Rdatatable / data.table

R's data.table package extends data.frame:
http://r-datatable.com
Mozilla Public License 2.0
3.62k stars 985 forks source link

fread could parse timestamps requested as nanotime with dec=',' if they can first parse as POSIXct #6500

Open MichaelChirico opened 2 months ago

MichaelChirico commented 2 months ago
fread(text="t\n2023-10-12T06:53:53.123Z", colClasses="nanotime") # works
fread(text="t\n2023-10-12T06:53:53,123Z", colClasses="nanotime", sep=";") # does not

Originally posted by @ben-schwen in https://github.com/Rdatatable/data.table/issues/6445#issuecomment-2352495080

https://github.com/Rdatatable/data.table/pull/6445#issuecomment-2352910879

MichaelChirico commented 2 months ago

This won't work as a general solution for {nanotime}, though, since we require first that the timestamp fits in POSIXct precision:

xp=as.POSIXct("2024-01-01 01:02:03.45678987654", "%Y-%m-%d %H:%M:%OS")
xn=as.nanotime("2024-01-01T01:02:03.45678987654Z")
all.equal(xn, as.nanotime(xp), tolerance=0)
# [1] "Mean relative difference: 5.516202e-17"

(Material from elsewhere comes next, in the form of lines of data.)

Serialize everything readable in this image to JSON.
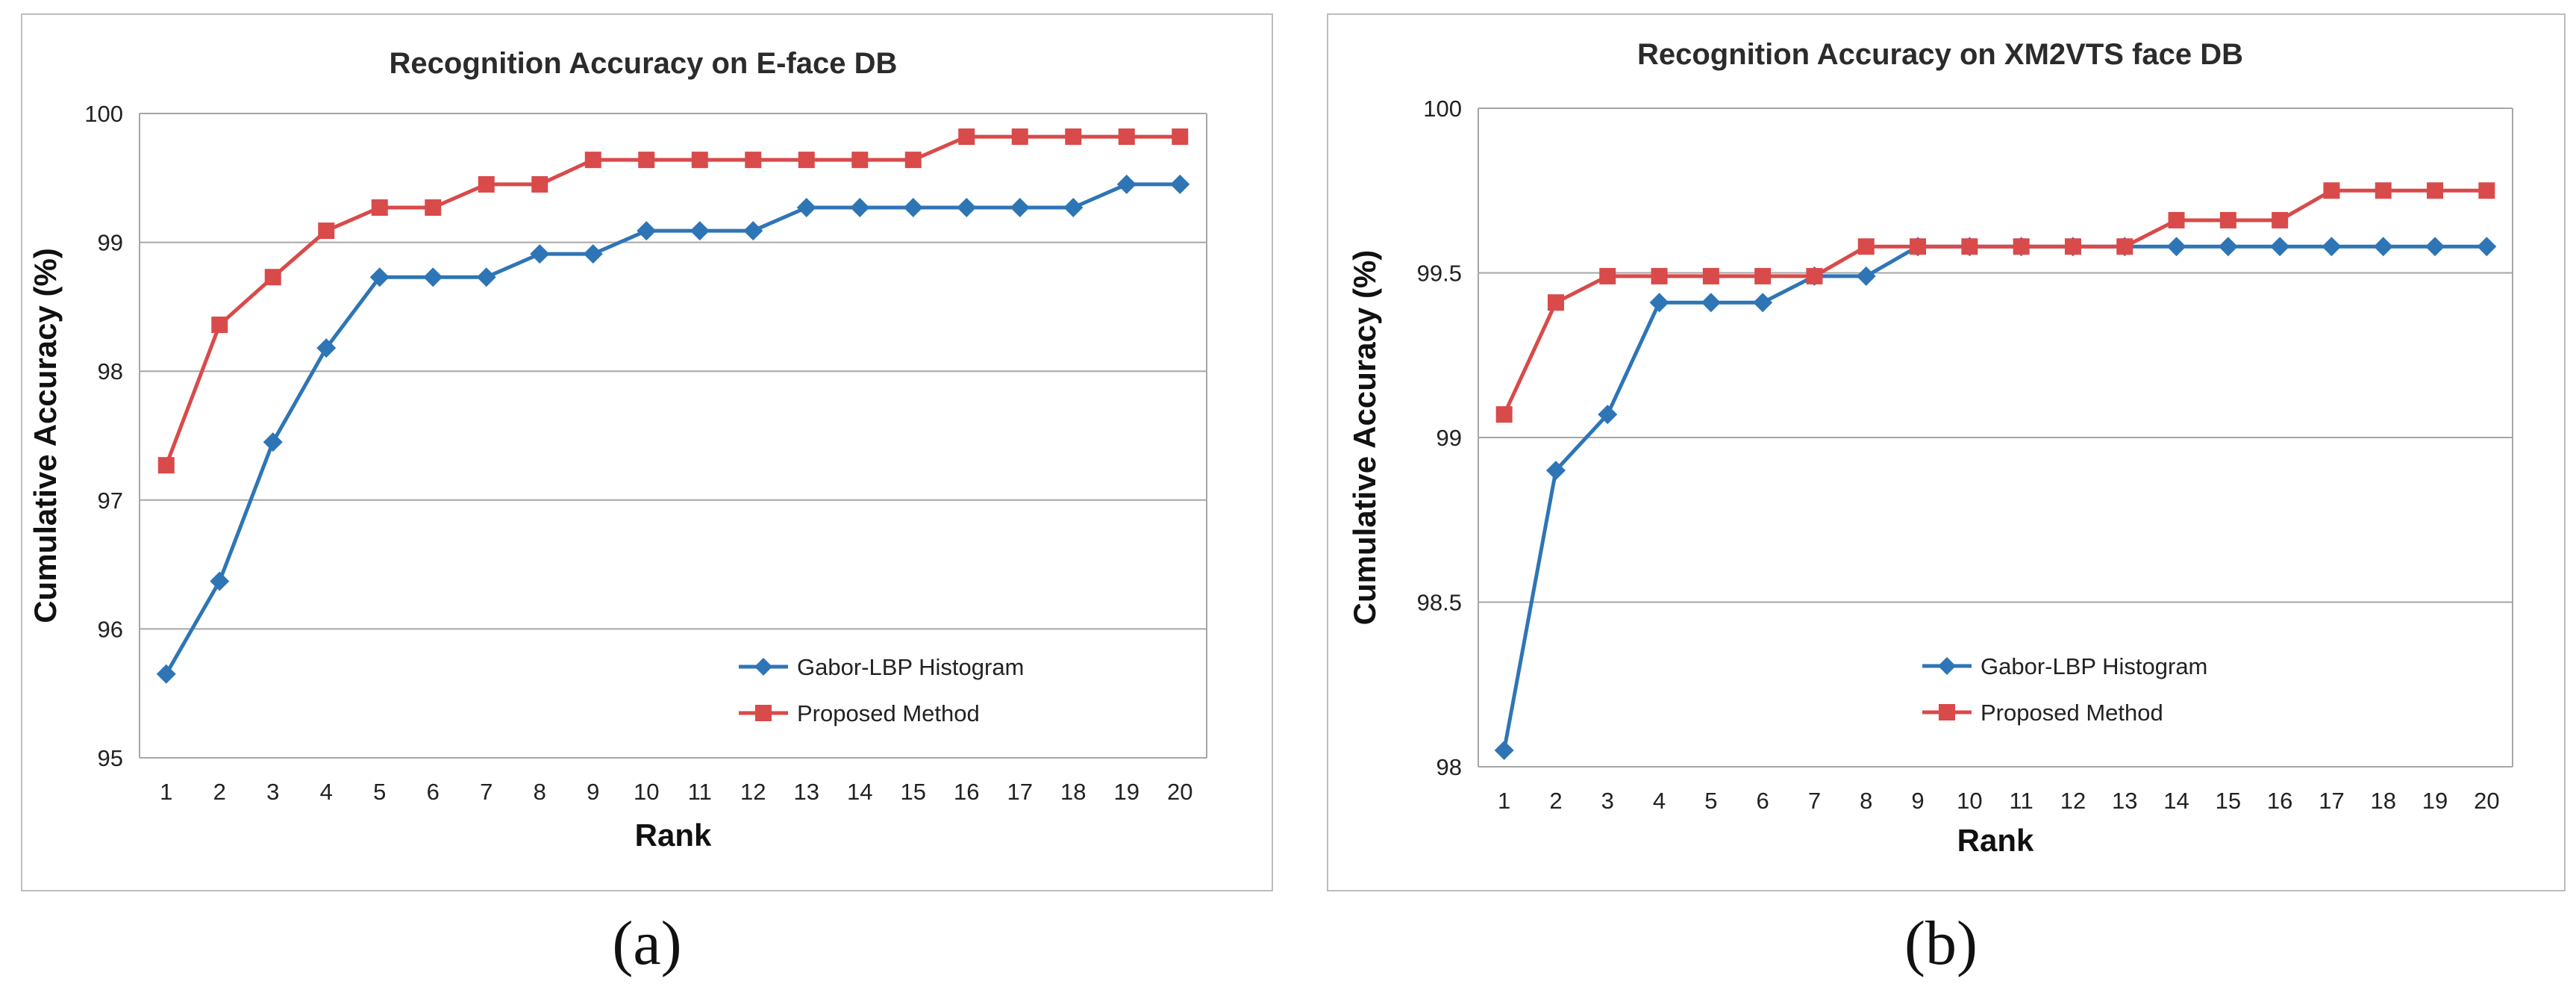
{
  "panels": [
    {
      "label": "(a)"
    },
    {
      "label": "(b)"
    }
  ],
  "colors": {
    "series_a": "#2e75b6",
    "series_b": "#d94a4a",
    "grid": "#a6a6a6",
    "frame": "#bdbdbd"
  },
  "chart_data": [
    {
      "type": "line",
      "title": "Recognition Accuracy on E-face DB",
      "xlabel": "Rank",
      "ylabel": "Cumulative Accuracy (%)",
      "x": [
        1,
        2,
        3,
        4,
        5,
        6,
        7,
        8,
        9,
        10,
        11,
        12,
        13,
        14,
        15,
        16,
        17,
        18,
        19,
        20
      ],
      "ylim": [
        95,
        100
      ],
      "yticks": [
        95,
        96,
        97,
        98,
        99,
        100
      ],
      "grid": true,
      "legend_position": "lower-right",
      "series": [
        {
          "name": "Gabor-LBP Histogram",
          "marker": "diamond",
          "color": "#2e75b6",
          "values": [
            95.65,
            96.37,
            97.45,
            98.18,
            98.73,
            98.73,
            98.73,
            98.91,
            98.91,
            99.09,
            99.09,
            99.09,
            99.27,
            99.27,
            99.27,
            99.27,
            99.27,
            99.27,
            99.45,
            99.45
          ]
        },
        {
          "name": "Proposed Method",
          "marker": "square",
          "color": "#d94a4a",
          "values": [
            97.27,
            98.36,
            98.73,
            99.09,
            99.27,
            99.27,
            99.45,
            99.45,
            99.64,
            99.64,
            99.64,
            99.64,
            99.64,
            99.64,
            99.64,
            99.82,
            99.82,
            99.82,
            99.82,
            99.82
          ]
        }
      ]
    },
    {
      "type": "line",
      "title": "Recognition Accuracy on XM2VTS face DB",
      "xlabel": "Rank",
      "ylabel": "Cumulative Accuracy (%)",
      "x": [
        1,
        2,
        3,
        4,
        5,
        6,
        7,
        8,
        9,
        10,
        11,
        12,
        13,
        14,
        15,
        16,
        17,
        18,
        19,
        20
      ],
      "ylim": [
        98,
        100
      ],
      "yticks": [
        98,
        98.5,
        99,
        99.5,
        100
      ],
      "grid": true,
      "legend_position": "lower-right",
      "series": [
        {
          "name": "Gabor-LBP Histogram",
          "marker": "diamond",
          "color": "#2e75b6",
          "values": [
            98.05,
            98.9,
            99.07,
            99.41,
            99.41,
            99.41,
            99.49,
            99.49,
            99.58,
            99.58,
            99.58,
            99.58,
            99.58,
            99.58,
            99.58,
            99.58,
            99.58,
            99.58,
            99.58,
            99.58
          ]
        },
        {
          "name": "Proposed Method",
          "marker": "square",
          "color": "#d94a4a",
          "values": [
            99.07,
            99.41,
            99.49,
            99.49,
            99.49,
            99.49,
            99.49,
            99.58,
            99.58,
            99.58,
            99.58,
            99.58,
            99.58,
            99.66,
            99.66,
            99.66,
            99.75,
            99.75,
            99.75,
            99.75
          ]
        }
      ]
    }
  ]
}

i.e., for string in file with too much precision, parsing first as POSIXct may eliminate precision:

fread("t\n2024-01-01T01:02:03.45678987654Z")
#                      t
#                 <POSc>
# 1: 2024-01-01 01:02:03

With that in mind I think we're best off not doing anything here -- better to require the user to change , to . in R and then parse nanotime, then to delete precision (which can't be recovered).